Une troublante fiction qui se démarque des derniers ouvrages plus autobiographiques de l'auteur comme Mes Algéries en France ou Je ne parle pas la langue de mon père.

Ce récit à la fois violent et sensuel nous fait pénétrer dans l'univers clos du hammam, « ce jour du bain où la haine n'est pas encore dans les chambres chaudes, les femmes après la courte sieste parlent sans surveillance ».
A tout âge, elles racontent, ou rêvent, l'amour illicite, le plaisir, l'amant magnifique. « Au bain, je les entends. (...) Je sais de qui elles se parlent. Toujours de l'étranger aperçu, l'étranger d'à côté, le presque cousin qui n'est pas le cousin (...) il est jeune, toujours, et beau, pas d’épouse, pas d’enfants ». Tenues à l'écart de la vie sociale et des fêtes, là est l'endroit majeur où elles s'échangent les rumeurs, les informations sur le monde extérieur au foyer domestique. « Si elles ne sont pas admises à ces jours, à ces nuits de joie, toujours l'une d'elles, discrète a vu, toujours une domestique raconte au bain où se mélangent les femmes du palais et les femmes du peuple ». « Les femmes au bain réclament les mots, vérité et mensonge, de la vieille négresse, les mêmes, elles ne se lassent pas. » Dans la brume du hammam, les histoires individuelles de tous les lieux du Magreb et de toutes les époques se mêlent. On est dans le passage d’un monde à l’autre, de la tradition à la modernité. Les femmes au bain s'aiment, se disent, résistent à l'arbitraire de la tribu, aux mariages arrangés, s'évadent de cette cage que les familles ont forgée pour elles. La colère ou la révolte sourdent parfois, mais elles sont adoucies par la langueur du bain, par le miel des paroles.

Dans ce bruissement feutré, se distingue la voix intérieure d'une jeune femme, jamais nommée, nourrie aux livres de la bibliothèque du père, électron libre dans cette société codifiée à l'extrême, femme en fuite perpétuelle, en quête d'un ailleurs où régnerait la connaissance, belle dont l'étranger de sang a été incarcéré par la faute de cet amour même. Une rebelle qui échappe à l’enfermement intellectuel ou sentimental et s'oppose à cette société patriarcale traditionnelle et à son intégrisme religieux.
« Je voudrais la lumière, l'impertinence, non pas cette violence qui nous détruit, et nos vies se passent dans l'ennui, la résignation, sans amour.
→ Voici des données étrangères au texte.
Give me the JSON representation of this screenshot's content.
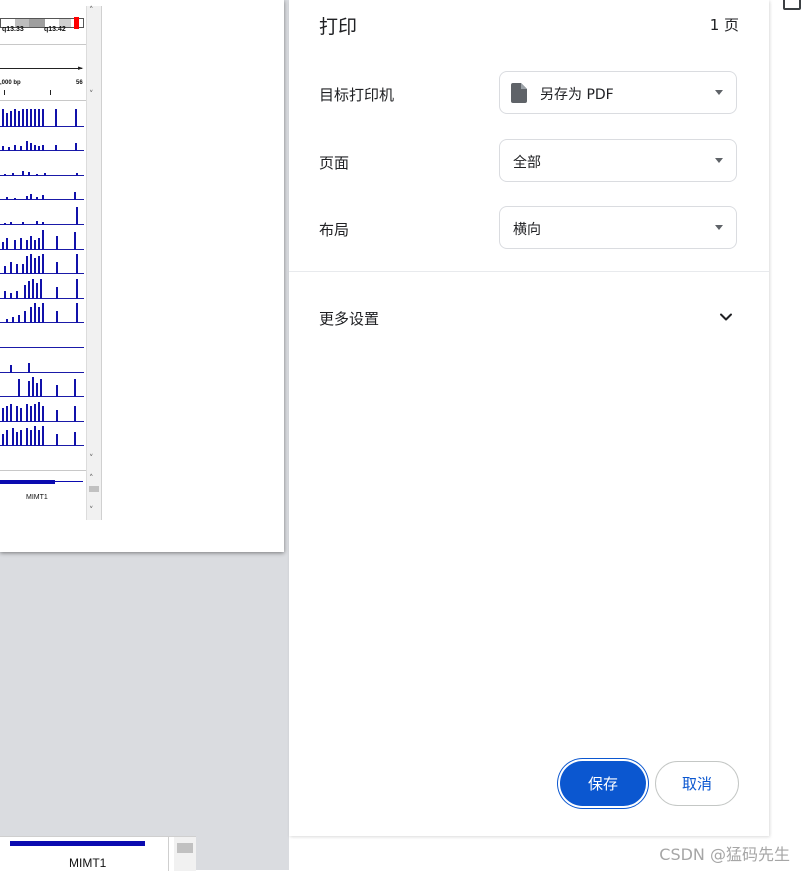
{
  "preview": {
    "cytoband_labels": [
      "q13.33",
      "q13.42"
    ],
    "ruler_labels": [
      ",000 bp",
      "56"
    ],
    "gene_name": "MIMT1"
  },
  "print_panel": {
    "title": "打印",
    "page_count": "1 页",
    "destination": {
      "label": "目标打印机",
      "value": "另存为 PDF",
      "icon": "file-icon"
    },
    "pages": {
      "label": "页面",
      "value": "全部"
    },
    "layout": {
      "label": "布局",
      "value": "横向"
    },
    "more_settings": {
      "label": "更多设置",
      "icon": "chevron-down-icon"
    },
    "buttons": {
      "save": "保存",
      "cancel": "取消"
    },
    "colors": {
      "primary": "#0b57d0",
      "border": "#dadce0",
      "preview_bg": "#dadce0",
      "track_blue": "#1111aa"
    }
  },
  "watermark": "CSDN @猛码先生"
}
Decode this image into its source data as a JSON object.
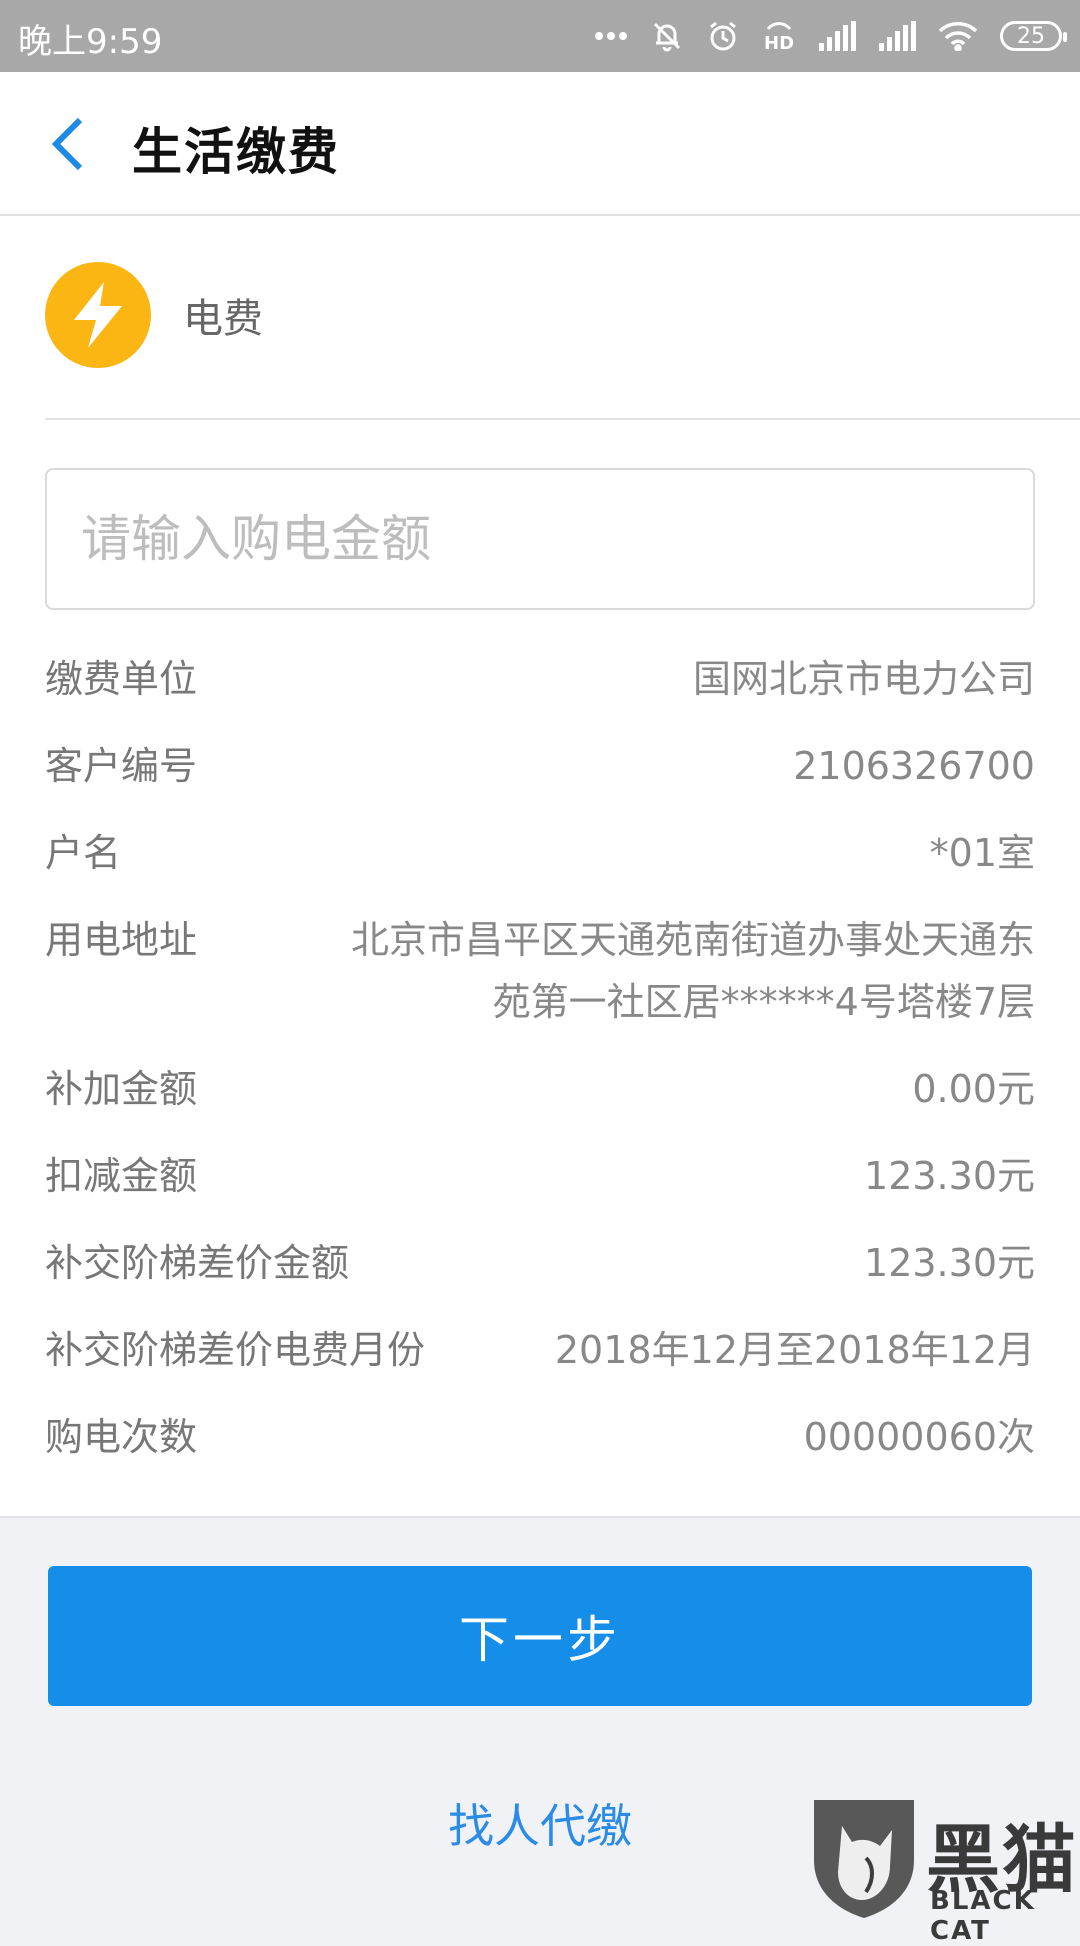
{
  "status_bar": {
    "time": "晚上9:59",
    "battery": "25"
  },
  "header": {
    "title": "生活缴费"
  },
  "service": {
    "name": "电费"
  },
  "amount": {
    "placeholder": "请输入购电金额",
    "value": ""
  },
  "info": [
    {
      "label": "缴费单位",
      "value": "国网北京市电力公司"
    },
    {
      "label": "客户编号",
      "value": "2106326700"
    },
    {
      "label": "户名",
      "value": "*01室"
    },
    {
      "label": "用电地址",
      "value": "北京市昌平区天通苑南街道办事处天通东苑第一社区居******4号塔楼7层"
    },
    {
      "label": "补加金额",
      "value": "0.00元"
    },
    {
      "label": "扣减金额",
      "value": "123.30元"
    },
    {
      "label": "补交阶梯差价金额",
      "value": "123.30元"
    },
    {
      "label": "补交阶梯差价电费月份",
      "value": "2018年12月至2018年12月"
    },
    {
      "label": "购电次数",
      "value": "00000060次"
    }
  ],
  "actions": {
    "next_label": "下一步",
    "proxy_label": "找人代缴"
  },
  "watermark": {
    "text": "黑猫",
    "sub": "BLACK CAT"
  },
  "colors": {
    "primary": "#148ee8",
    "link": "#2b8ce5",
    "service_icon": "#fbb614",
    "status_bar": "#a8a8a8"
  }
}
Je ne suis pas de la tribu des femmes qui obéissent ». (...) « Ces hommes-là ont interdit les bains, douceur et volupté, les femmes doivent souffrir depuis la naissance jusqu'à la mort, non pas au service de dieu, au service des hommes, père, frères, mari... (...) Et la longue robe disgracieuse, empruntée à quel pays du Machrek ou du Magreb, imposée avec le déferlement religieux, au nom d'un dieu que je ne reconnais pas, il a brûlé les âmes, arrêté les mots et les vers, décapité les corps des résistants et des résistantes, éventré, égorgé. Ces années ont tari les sources du pays, asséché les fontaines, détruit l'intelligence et la beauté »

« Ils ont plastiqué des hammams, menacé de mort les femmes qui tenaient un salon de coiffure, attaqué les musiciens lors des mariages, pas de musique, ni chants ni danses, c'est impie. Le chant des oiseaux lui-même est impie. Les cages ont été écrasées à coups de barres de fer et les oiseaux dans les arbres sont les seuls qui chantent encore aujourd'hui, quoi qu'il arrive aux hommes et aux femmes. »
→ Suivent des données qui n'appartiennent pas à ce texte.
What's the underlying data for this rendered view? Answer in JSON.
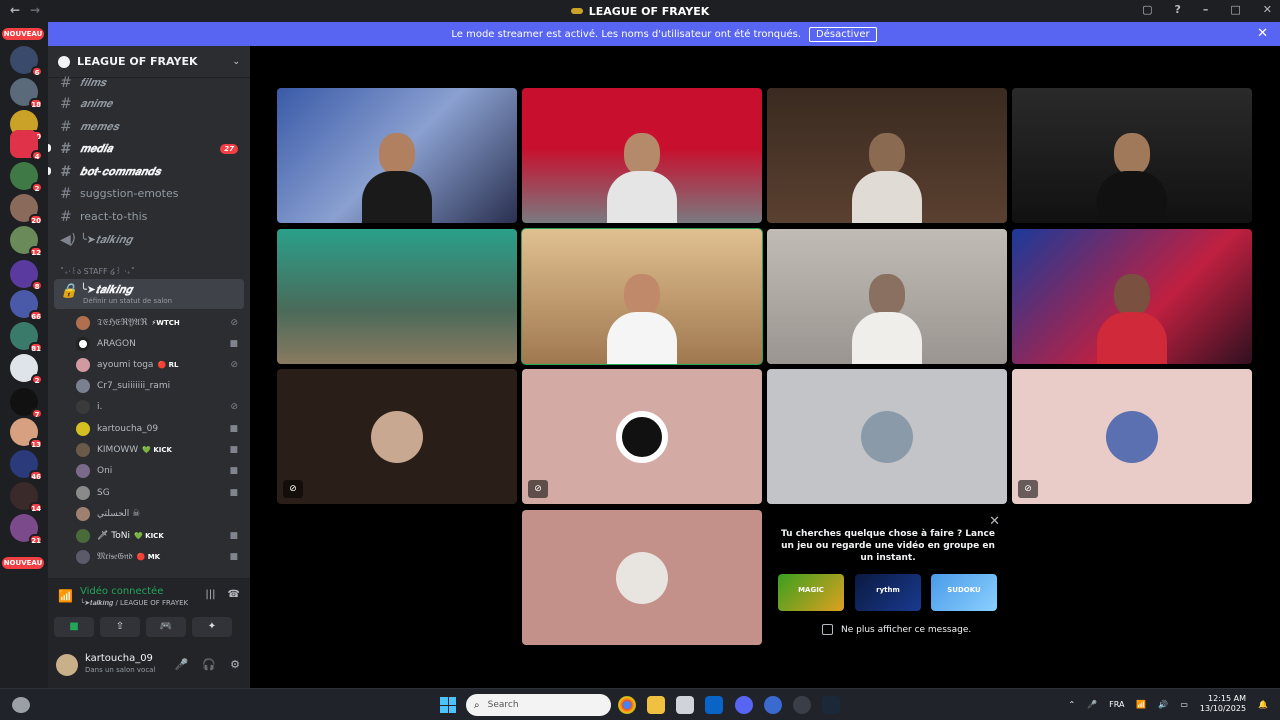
{
  "window": {
    "title": "LEAGUE OF FRAYEK"
  },
  "banner": {
    "text": "Le mode streamer est activé. Les noms d'utilisateur ont été tronqués.",
    "button": "Désactiver"
  },
  "guilds": {
    "nouveau_label": "NOUVEAU",
    "badges": [
      "6",
      "18",
      "10",
      "4",
      "2",
      "20",
      "12",
      "8",
      "66",
      "81",
      "2",
      "7",
      "13",
      "46",
      "14",
      "21"
    ]
  },
  "server": {
    "name": "LEAGUE OF FRAYEK"
  },
  "channels": [
    {
      "label": "𝒇𝒊𝒍𝒎𝒔",
      "style": "italic"
    },
    {
      "label": "𝒂𝒏𝒊𝒎𝒆",
      "style": "italic"
    },
    {
      "label": "𝒎𝒆𝒎𝒆𝒔",
      "style": "italic"
    },
    {
      "label": "𝒎𝒆𝒅𝒊𝒂",
      "style": "bold",
      "mentions": "27"
    },
    {
      "label": "𝒃𝒐𝒕-𝒄𝒐𝒎𝒎𝒂𝒏𝒅𝒔",
      "style": "bold"
    },
    {
      "label": "suggstion-emotes",
      "style": "normal"
    },
    {
      "label": "react-to-this",
      "style": "normal"
    },
    {
      "label": "╰➤𝒕𝒂𝒍𝒌𝒊𝒏𝒈",
      "style": "italic"
    }
  ],
  "category": "˚₊‧꒰ა STAFF ໒꒱ ‧₊˚",
  "active_voice_channel": {
    "label": "╰➤𝒕𝒂𝒍𝒌𝒊𝒏𝒈",
    "sub": "Définir un statut de salon"
  },
  "voice_users": [
    {
      "name": "𝔗𝔈ℌ𝔈ℜ𝔜𝔄ℜ",
      "tag": "⚡WTCH"
    },
    {
      "name": "ARAGON",
      "tag": ""
    },
    {
      "name": "ayoumi toga",
      "tag": "🔴 RL"
    },
    {
      "name": "Cr7_suiiiiiii_rami",
      "tag": ""
    },
    {
      "name": "i.",
      "tag": ""
    },
    {
      "name": "kartoucha_09",
      "tag": ""
    },
    {
      "name": "KIMOWW",
      "tag": "💚 KICK"
    },
    {
      "name": "Oni",
      "tag": ""
    },
    {
      "name": "SG",
      "tag": ""
    },
    {
      "name": "الحسلتي ☠",
      "tag": ""
    },
    {
      "name": "🗡 ToNi",
      "tag": "💚 KICK"
    },
    {
      "name": "𝔐𝔯𝔦𝔰𝔢𝔊𝔫𝔡",
      "tag": "🔴 MK"
    }
  ],
  "voice_panel": {
    "status": "Vidéo connectée",
    "sub": "╰➤𝒕𝒂𝒍𝒌𝒊𝒏𝒈 / LEAGUE OF FRAYEK"
  },
  "user_panel": {
    "name": "kartoucha_09",
    "status": "Dans un salon vocal"
  },
  "activity": {
    "title": "Tu cherches quelque chose à faire ? Lance un jeu ou regarde une vidéo en groupe en un instant.",
    "cards": [
      "MAGIC",
      "rythm",
      "SUDOKU"
    ],
    "checkbox": "Ne plus afficher ce message."
  },
  "taskbar": {
    "search_placeholder": "Search",
    "lang": "FRA",
    "time": "12:15 AM",
    "date": "13/10/2025"
  },
  "colors": {
    "blurple": "#5865f2",
    "green": "#23a55a",
    "red": "#f23f43"
  }
}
Face à ces femmes niées, les bourreaux, tout aussi perdus malgré leur pouvoir s'ingénient à « tromper le peuple, le terroriser, l'affamer, pas trop, sinon c'est la révolte du pain, accaparer les richesses, les placer au mieux pour le mieux pour le bien de ceux qui gouvernent : un labeur qui épuise. Ces hommes-là méritent la douceur et la beauté des femmes. Étrangères très blanches et très blondes (...) Les femmes de l'Est dansent l'orientale jusqu'à l'aube, les hommes qui ne sont pas endormis les emportent dans leurs bras comme s'ils les enlevaient » (...) « Dignitaires et marchands, ils ont besoin de caresses et d'affection. Les épouses ne veulent rien faire ou elles ne savent pas, des épouses sans imagination. Ils réclament des jeunes filles innocentes, on leur dit qu'elles sont sans taches, on le répète, ils le croient, des vierges. (...) Désespérément ils demandent, ils paieront très cher, des jeunes filles préservées. Des limiers chargés d'or les recherchent. »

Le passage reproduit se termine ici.